Comme nous l’annoncions hier, les députés socialistes ont déposé mardi leur recours devant le Conseil constitutionnel contre la loi Création et Internet, qui crée l’Hadopi. Le député socialiste Patrick Bloche a précisé à l’AFP qu’ils avaient « soulevé onze points d’inconstitutionnalité d’importance variable« .
Parmi les points les plus importants, les députés dénoncent une « sanction manifestement disproportionnée » (l’accès à Internet étant suspendu pendant au minimum deux mois pour toute la famille), une « double sanction » avec le fait de continuer à payer l’abonnement pendant la suspension, « les compétences et les pouvoirs exhorbitants reconnus à l’Hadopi« , qui « induisent l’arbitraire« , et surtout, « une présomption de culpabilité » qui pèse sur l’internaute condamné par l’Hadopi.
Politiquement, la censure du texte sera délicate. Outre l’influence omniprésente de Nicolas Sarkozy, il faut rappeler que Christine Albanel a été pendant près de quinze ans la plume de Jacques Chirac, depuis la mairie de Paris jusqu’à l’Elysée en passant par Matignon. L’ancien Président de la République, s’il n’apprécie pas son successeur (c’est un euphémisme), souhaitera tout de même probablement éviter de porter un coup trop dur à son ancienne directrice de cabinet. Il le fera comprendre à son ami Jean-Louis Debré, le Président du Conseil constitutionnel.

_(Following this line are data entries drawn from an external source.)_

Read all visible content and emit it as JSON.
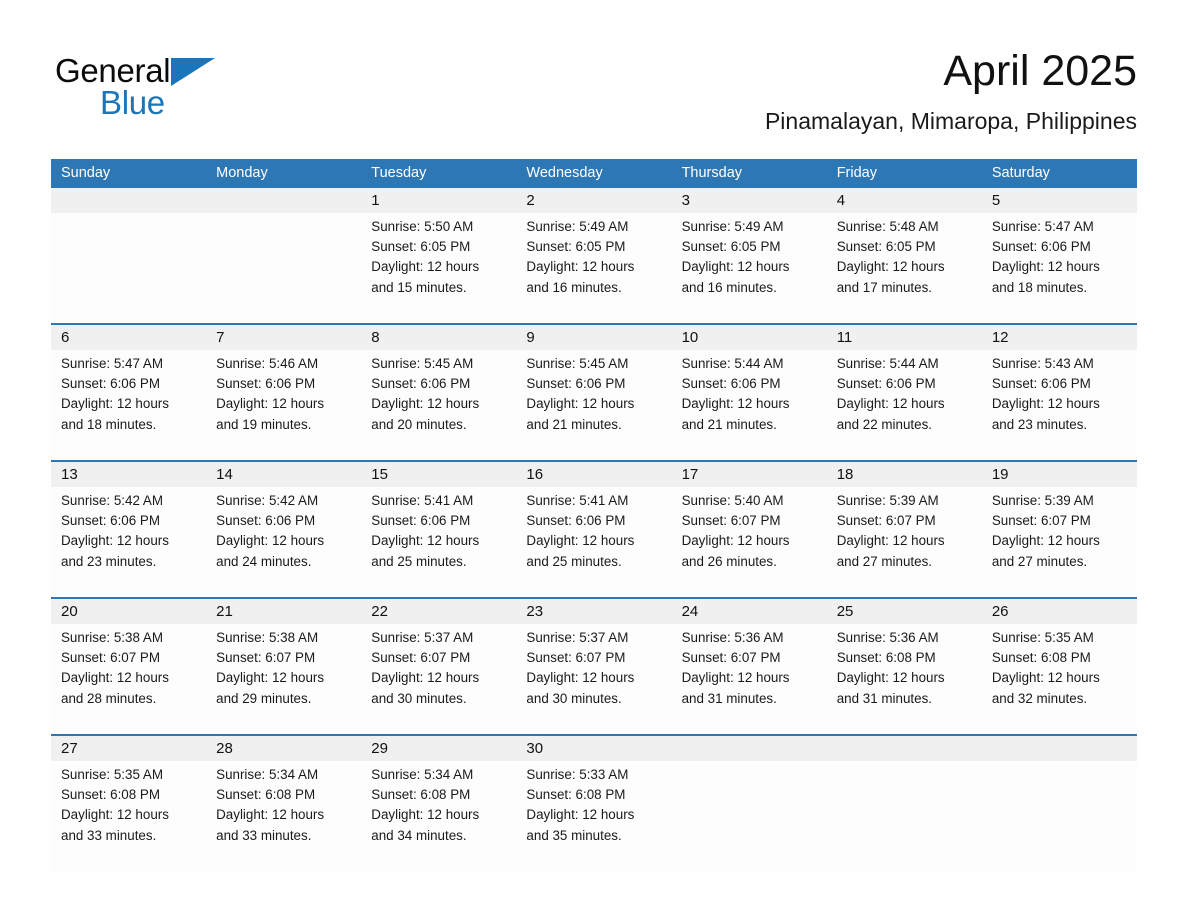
{
  "brand": {
    "name_part1": "General",
    "name_part2": "Blue",
    "triangle_icon": "triangle-icon",
    "color_black": "#0b0b0b",
    "color_blue": "#1b75bb"
  },
  "header": {
    "title": "April 2025",
    "subtitle": "Pinamalayan, Mimaropa, Philippines"
  },
  "theme": {
    "header_bg": "#2e77b5",
    "header_text": "#ffffff",
    "datestrip_bg": "#f0f0f0",
    "cell_bg": "#fdfdfd",
    "rule_color": "#2e77b5"
  },
  "weekdays": [
    "Sunday",
    "Monday",
    "Tuesday",
    "Wednesday",
    "Thursday",
    "Friday",
    "Saturday"
  ],
  "weeks": [
    {
      "days": [
        {
          "num": "",
          "lines": []
        },
        {
          "num": "",
          "lines": []
        },
        {
          "num": "1",
          "lines": [
            "Sunrise: 5:50 AM",
            "Sunset: 6:05 PM",
            "Daylight: 12 hours",
            "and 15 minutes."
          ]
        },
        {
          "num": "2",
          "lines": [
            "Sunrise: 5:49 AM",
            "Sunset: 6:05 PM",
            "Daylight: 12 hours",
            "and 16 minutes."
          ]
        },
        {
          "num": "3",
          "lines": [
            "Sunrise: 5:49 AM",
            "Sunset: 6:05 PM",
            "Daylight: 12 hours",
            "and 16 minutes."
          ]
        },
        {
          "num": "4",
          "lines": [
            "Sunrise: 5:48 AM",
            "Sunset: 6:05 PM",
            "Daylight: 12 hours",
            "and 17 minutes."
          ]
        },
        {
          "num": "5",
          "lines": [
            "Sunrise: 5:47 AM",
            "Sunset: 6:06 PM",
            "Daylight: 12 hours",
            "and 18 minutes."
          ]
        }
      ]
    },
    {
      "days": [
        {
          "num": "6",
          "lines": [
            "Sunrise: 5:47 AM",
            "Sunset: 6:06 PM",
            "Daylight: 12 hours",
            "and 18 minutes."
          ]
        },
        {
          "num": "7",
          "lines": [
            "Sunrise: 5:46 AM",
            "Sunset: 6:06 PM",
            "Daylight: 12 hours",
            "and 19 minutes."
          ]
        },
        {
          "num": "8",
          "lines": [
            "Sunrise: 5:45 AM",
            "Sunset: 6:06 PM",
            "Daylight: 12 hours",
            "and 20 minutes."
          ]
        },
        {
          "num": "9",
          "lines": [
            "Sunrise: 5:45 AM",
            "Sunset: 6:06 PM",
            "Daylight: 12 hours",
            "and 21 minutes."
          ]
        },
        {
          "num": "10",
          "lines": [
            "Sunrise: 5:44 AM",
            "Sunset: 6:06 PM",
            "Daylight: 12 hours",
            "and 21 minutes."
          ]
        },
        {
          "num": "11",
          "lines": [
            "Sunrise: 5:44 AM",
            "Sunset: 6:06 PM",
            "Daylight: 12 hours",
            "and 22 minutes."
          ]
        },
        {
          "num": "12",
          "lines": [
            "Sunrise: 5:43 AM",
            "Sunset: 6:06 PM",
            "Daylight: 12 hours",
            "and 23 minutes."
          ]
        }
      ]
    },
    {
      "days": [
        {
          "num": "13",
          "lines": [
            "Sunrise: 5:42 AM",
            "Sunset: 6:06 PM",
            "Daylight: 12 hours",
            "and 23 minutes."
          ]
        },
        {
          "num": "14",
          "lines": [
            "Sunrise: 5:42 AM",
            "Sunset: 6:06 PM",
            "Daylight: 12 hours",
            "and 24 minutes."
          ]
        },
        {
          "num": "15",
          "lines": [
            "Sunrise: 5:41 AM",
            "Sunset: 6:06 PM",
            "Daylight: 12 hours",
            "and 25 minutes."
          ]
        },
        {
          "num": "16",
          "lines": [
            "Sunrise: 5:41 AM",
            "Sunset: 6:06 PM",
            "Daylight: 12 hours",
            "and 25 minutes."
          ]
        },
        {
          "num": "17",
          "lines": [
            "Sunrise: 5:40 AM",
            "Sunset: 6:07 PM",
            "Daylight: 12 hours",
            "and 26 minutes."
          ]
        },
        {
          "num": "18",
          "lines": [
            "Sunrise: 5:39 AM",
            "Sunset: 6:07 PM",
            "Daylight: 12 hours",
            "and 27 minutes."
          ]
        },
        {
          "num": "19",
          "lines": [
            "Sunrise: 5:39 AM",
            "Sunset: 6:07 PM",
            "Daylight: 12 hours",
            "and 27 minutes."
          ]
        }
      ]
    },
    {
      "days": [
        {
          "num": "20",
          "lines": [
            "Sunrise: 5:38 AM",
            "Sunset: 6:07 PM",
            "Daylight: 12 hours",
            "and 28 minutes."
          ]
        },
        {
          "num": "21",
          "lines": [
            "Sunrise: 5:38 AM",
            "Sunset: 6:07 PM",
            "Daylight: 12 hours",
            "and 29 minutes."
          ]
        },
        {
          "num": "22",
          "lines": [
            "Sunrise: 5:37 AM",
            "Sunset: 6:07 PM",
            "Daylight: 12 hours",
            "and 30 minutes."
          ]
        },
        {
          "num": "23",
          "lines": [
            "Sunrise: 5:37 AM",
            "Sunset: 6:07 PM",
            "Daylight: 12 hours",
            "and 30 minutes."
          ]
        },
        {
          "num": "24",
          "lines": [
            "Sunrise: 5:36 AM",
            "Sunset: 6:07 PM",
            "Daylight: 12 hours",
            "and 31 minutes."
          ]
        },
        {
          "num": "25",
          "lines": [
            "Sunrise: 5:36 AM",
            "Sunset: 6:08 PM",
            "Daylight: 12 hours",
            "and 31 minutes."
          ]
        },
        {
          "num": "26",
          "lines": [
            "Sunrise: 5:35 AM",
            "Sunset: 6:08 PM",
            "Daylight: 12 hours",
            "and 32 minutes."
          ]
        }
      ]
    },
    {
      "days": [
        {
          "num": "27",
          "lines": [
            "Sunrise: 5:35 AM",
            "Sunset: 6:08 PM",
            "Daylight: 12 hours",
            "and 33 minutes."
          ]
        },
        {
          "num": "28",
          "lines": [
            "Sunrise: 5:34 AM",
            "Sunset: 6:08 PM",
            "Daylight: 12 hours",
            "and 33 minutes."
          ]
        },
        {
          "num": "29",
          "lines": [
            "Sunrise: 5:34 AM",
            "Sunset: 6:08 PM",
            "Daylight: 12 hours",
            "and 34 minutes."
          ]
        },
        {
          "num": "30",
          "lines": [
            "Sunrise: 5:33 AM",
            "Sunset: 6:08 PM",
            "Daylight: 12 hours",
            "and 35 minutes."
          ]
        },
        {
          "num": "",
          "lines": []
        },
        {
          "num": "",
          "lines": []
        },
        {
          "num": "",
          "lines": []
        }
      ]
    }
  ]
}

Peut-être est-ce pour toutes ces raisons que Patrick Bloche prend déjà la peine de prévenir que la décision risque de « décevoir » les attentes. Mais il semble tout de même impossible pour le Conseil constitutionnel de ne pas au moins émettre des réserves d’interprétation qui gêneront considérablement la mise en œuvre de la riposte graduée, sans censurer totalement le texte ou son principal dispositif, l’article 2. Le Conseil sera obligé de répondre par des arguments juridiques aux arguments présentés par l’opposition, et sa réponse fera jurisprudence. Le poids de ces responsabilités est heureusement plus lourd qu’une quelconque amitié politique.
Par exemple, sous quelles conditions l’Hadopi pourra-t-elle considérer que les preuves qui lui sont apportées sont suffisamment solides pour ne pas avoir à entendre la défense de l’accusé avant le prononcé de la sanction ? Ou sous quelles conditions le logiciel de sécurisation prévu par l’Hadopi pourra-t-il être imposé aux citoyens comme moyen de preuve ?
Saisi ce mardi, le Conseil dispose d’un mois, jusqu’au 19 juin, pour rendre sa décision. Ensuite, sauf censure du texte, le Président de la République pourra le promulguer, et sa mise en application sera effective dès la publication des décrets, dont Christine Albanel assure qu’ils sont déjà prêts.